Mr Justice Sullivan has ruled that authorities are not entitled to insist on discharged patients paying for the accommodation it is stipulated they must live in as a condition of their discharge.
It is estimated that the decision could cost some local authorities an extra £50m.
Richard Lissack QC, who acted for the local authorities, told the judge that the ruling would have a "potentially catastrophic effect" on local authority budgets.
But Karen Ashton of the Public Law Project, which represented two people in the case, has welcomed the ruling.
She says that apart from the implications for the future, namely that local authorities will be faced with a new area of funding, there is also the possibility that those who have been charged for accommodation in the past, will now be looking for refunds.
The decision centred on four patients who had all been detained in hospital under the Mental Health Act because of the severity of their illness.
They included a 66-year-old woman suffering from dementia, who was charged £137-a-week for accommodation in Weybridge, Surrey; a Manchester man who has had a long mental illness and who was charged £114-a-week for his accommodation; and a 69-year-old woman from Middlesex, who Harrow Council claimed should pay residential home arrears totalling £21,198.
When they were released from hospital, all four were compelled, as a condition of their release, to live at special homes under supervision and guardianship arrangements designed to protect both them and the public.
The councils involved were the London Borough of Richmond, Redcar and Cleveland Borough Council, Manchester City Council, and the London Borough of Harrow.
They argued that they were entitled to charge the patients for the accommodation and that it was not free under the Mental Health Act.
However, in a landmark ruling, the judge held that in each of the four test cases the councils were obliged to provide the accommodation.
He said it would be "surprising" if such people could be required to pay for accommodation in which they were being compelled to live.
Ashton says the councils claimed that around 50 per cent of local authorities in England and Wales charged for residential services and facilities of the type at the centre of this case.

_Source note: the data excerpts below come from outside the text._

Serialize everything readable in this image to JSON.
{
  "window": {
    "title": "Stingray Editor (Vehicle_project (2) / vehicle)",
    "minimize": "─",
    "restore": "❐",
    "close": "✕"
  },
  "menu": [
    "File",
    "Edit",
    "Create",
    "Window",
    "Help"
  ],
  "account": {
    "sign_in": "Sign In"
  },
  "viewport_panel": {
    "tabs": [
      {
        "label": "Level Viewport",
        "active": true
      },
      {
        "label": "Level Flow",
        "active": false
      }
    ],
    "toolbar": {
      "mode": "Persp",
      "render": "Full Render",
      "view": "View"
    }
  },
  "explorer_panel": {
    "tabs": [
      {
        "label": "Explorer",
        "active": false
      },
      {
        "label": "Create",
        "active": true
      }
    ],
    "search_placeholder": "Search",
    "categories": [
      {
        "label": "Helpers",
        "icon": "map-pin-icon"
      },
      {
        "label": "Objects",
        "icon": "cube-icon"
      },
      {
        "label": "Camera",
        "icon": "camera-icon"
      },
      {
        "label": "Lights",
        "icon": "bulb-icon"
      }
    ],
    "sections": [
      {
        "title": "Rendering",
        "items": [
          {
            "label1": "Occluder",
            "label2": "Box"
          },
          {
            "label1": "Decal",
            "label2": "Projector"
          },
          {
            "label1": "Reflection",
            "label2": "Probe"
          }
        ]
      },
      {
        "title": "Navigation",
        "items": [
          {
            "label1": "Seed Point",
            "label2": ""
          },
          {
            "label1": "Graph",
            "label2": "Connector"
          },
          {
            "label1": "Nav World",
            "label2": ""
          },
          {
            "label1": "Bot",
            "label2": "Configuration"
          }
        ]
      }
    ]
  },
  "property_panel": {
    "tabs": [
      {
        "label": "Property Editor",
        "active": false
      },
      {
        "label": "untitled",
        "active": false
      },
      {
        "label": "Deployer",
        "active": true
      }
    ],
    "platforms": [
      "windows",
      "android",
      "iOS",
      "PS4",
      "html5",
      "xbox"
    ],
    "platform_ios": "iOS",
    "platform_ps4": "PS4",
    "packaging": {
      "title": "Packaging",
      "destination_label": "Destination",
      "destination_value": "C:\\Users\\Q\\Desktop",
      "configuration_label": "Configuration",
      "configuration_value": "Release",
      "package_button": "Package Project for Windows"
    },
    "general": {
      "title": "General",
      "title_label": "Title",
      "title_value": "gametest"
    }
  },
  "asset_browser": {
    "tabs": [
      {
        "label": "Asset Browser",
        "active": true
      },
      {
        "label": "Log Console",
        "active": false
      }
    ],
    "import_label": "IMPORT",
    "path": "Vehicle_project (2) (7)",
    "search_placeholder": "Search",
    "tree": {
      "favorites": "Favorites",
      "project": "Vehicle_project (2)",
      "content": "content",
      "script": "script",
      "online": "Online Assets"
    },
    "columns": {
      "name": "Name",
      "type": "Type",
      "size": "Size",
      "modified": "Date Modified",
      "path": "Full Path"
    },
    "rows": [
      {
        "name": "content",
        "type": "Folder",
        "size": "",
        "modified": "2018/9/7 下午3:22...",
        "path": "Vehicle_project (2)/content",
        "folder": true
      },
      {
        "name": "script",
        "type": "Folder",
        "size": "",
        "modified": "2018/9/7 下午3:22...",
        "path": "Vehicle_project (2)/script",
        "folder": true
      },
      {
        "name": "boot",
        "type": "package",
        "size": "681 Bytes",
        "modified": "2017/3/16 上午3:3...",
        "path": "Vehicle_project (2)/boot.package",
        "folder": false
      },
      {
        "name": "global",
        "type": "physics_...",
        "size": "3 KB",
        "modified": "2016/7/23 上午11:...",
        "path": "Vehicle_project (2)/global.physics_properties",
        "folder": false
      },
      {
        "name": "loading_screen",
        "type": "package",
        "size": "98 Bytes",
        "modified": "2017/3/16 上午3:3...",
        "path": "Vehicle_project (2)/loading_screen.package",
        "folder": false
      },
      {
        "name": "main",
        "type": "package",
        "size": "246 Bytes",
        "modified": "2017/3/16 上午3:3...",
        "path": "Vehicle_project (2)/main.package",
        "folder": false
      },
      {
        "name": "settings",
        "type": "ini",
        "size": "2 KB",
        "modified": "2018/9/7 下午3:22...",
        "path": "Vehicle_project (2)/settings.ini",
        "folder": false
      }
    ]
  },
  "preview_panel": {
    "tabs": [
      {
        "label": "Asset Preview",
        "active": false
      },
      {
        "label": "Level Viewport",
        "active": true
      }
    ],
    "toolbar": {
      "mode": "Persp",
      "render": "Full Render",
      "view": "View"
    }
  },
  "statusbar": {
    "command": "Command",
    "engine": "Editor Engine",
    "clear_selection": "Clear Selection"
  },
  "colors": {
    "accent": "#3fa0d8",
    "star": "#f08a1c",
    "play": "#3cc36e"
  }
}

"We argued that this charging was unlawful, and that there was no power for the councils to charge in this way," she says.
"I think that one of the advantages of the case being handled in the way it was, with four different local authorities and four different types of patient, was that it gave the court the benefit of seeing the way these charges are imposed in different circumstances.
"The key issue was the lawfulness of charging.
"You have a particularly vulnerable sector of the public who are least likely to be able to pay their way and were being charged to live in places they might not have chosen themselves.
"It is an odd situation and I think this factor struck home."
Ashton continues: "The judge's ruling is a very good result and it has implications for very large numbers of people both currently and obviously in the future.
"As far as the present is concerned, many people have been living in such residential accommodation, sometimes for many many years, and have been paying ever since.
"Refunds will now be an issue. The judge didn't make any orders for refunds because the councils in these four cases made it clear they would make them.
"But in the light of the ruling others in the same predicament may now seek refunds."
Leave to appeal the decision has been granted on the basis of the public importance of the case.